Quantile regression for incomplete longitudinal data with selection by death

Quantile regressions are increasingly used to provide population norms for quantitative variables. Indeed, they do not require any Gaussian assumption for the response and allow to characterize its entire distribution through different quantiles. Quantile regressions are especially useful to provide norms of cognitive scores in the elderly that may help general practitioners to identify subjects with unexpectedly low cognitive level in routine examinations. These norms may be estimated from cohorts of elderly using quantile regression for longitudinal data, but this requires to properly account for selection by death, dropout and intermittent missing data. In this work, we extend the weighted estimating equation approach to estimate conditional quantiles in the population currently alive from mortal cohorts with dropout and intermittent missing data. Suitable weight estimation procedures are provided for both monotone and intermittent missing data and under two missing-at-random assumptions, when the observation probability given that the subject is alive depends on the survival time (p-MAR assumption) or not (u-MAR assumption).
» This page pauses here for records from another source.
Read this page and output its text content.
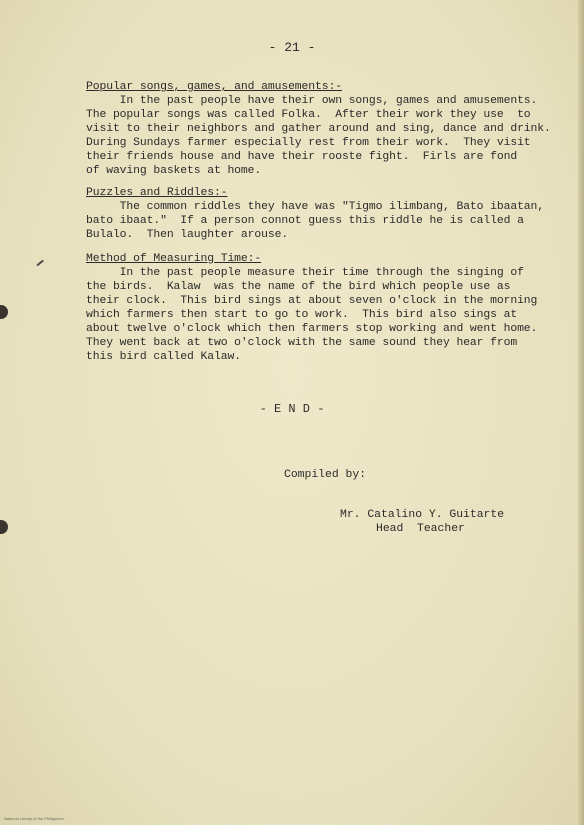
- 21 -
Popular songs, games, and amusements:-
In the past people have their own songs, games and amusements.
The popular songs was called Folka.  After their work they use  to
visit to their neighbors and gather around and sing, dance and drink.
During Sundays farmer especially rest from their work.  They visit
their friends house and have their rooste fight.  Firls are fond
of waving baskets at home.
Puzzles and Riddles:-
The common riddles they have was "Tigmo ilimbang, Bato ibaatan,
bato ibaat."  If a person connot guess this riddle he is called a
Bulalo.  Then laughter arouse.
Method of Measuring Time:-
In the past people measure their time through the singing of
the birds.  Kalaw  was the name of the bird which people use as
their clock.  This bird sings at about seven o'clock in the morning
which farmers then start to go to work.  This bird also sings at
about twelve o'clock which then farmers stop working and went home.
They went back at two o'clock with the same sound they hear from
this bird called Kalaw.
- E N D -
Compiled by:
Mr. Catalino Y. Guitarte
Head  Teacher
National Library of the Philippines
Inference is performed through subject-level bootstrap. The method is validated in a simulation study and applied to the French cohort Paquid to estimate quantiles of a cognitive test in the elderly population currently alive. On one hand, the simulations show that the u-MAR analysis is quite robust when the true missingness mechanism is p-MAR. This is a useful result because computation of suitable weights for intermittent missing data under the p-MAR assumption is untractable. On the other hand, the simulations highlight, along with the real data analysis, the usefulness of suitable weights for intermittent missing data. This method is implemented in the R package weightQuant.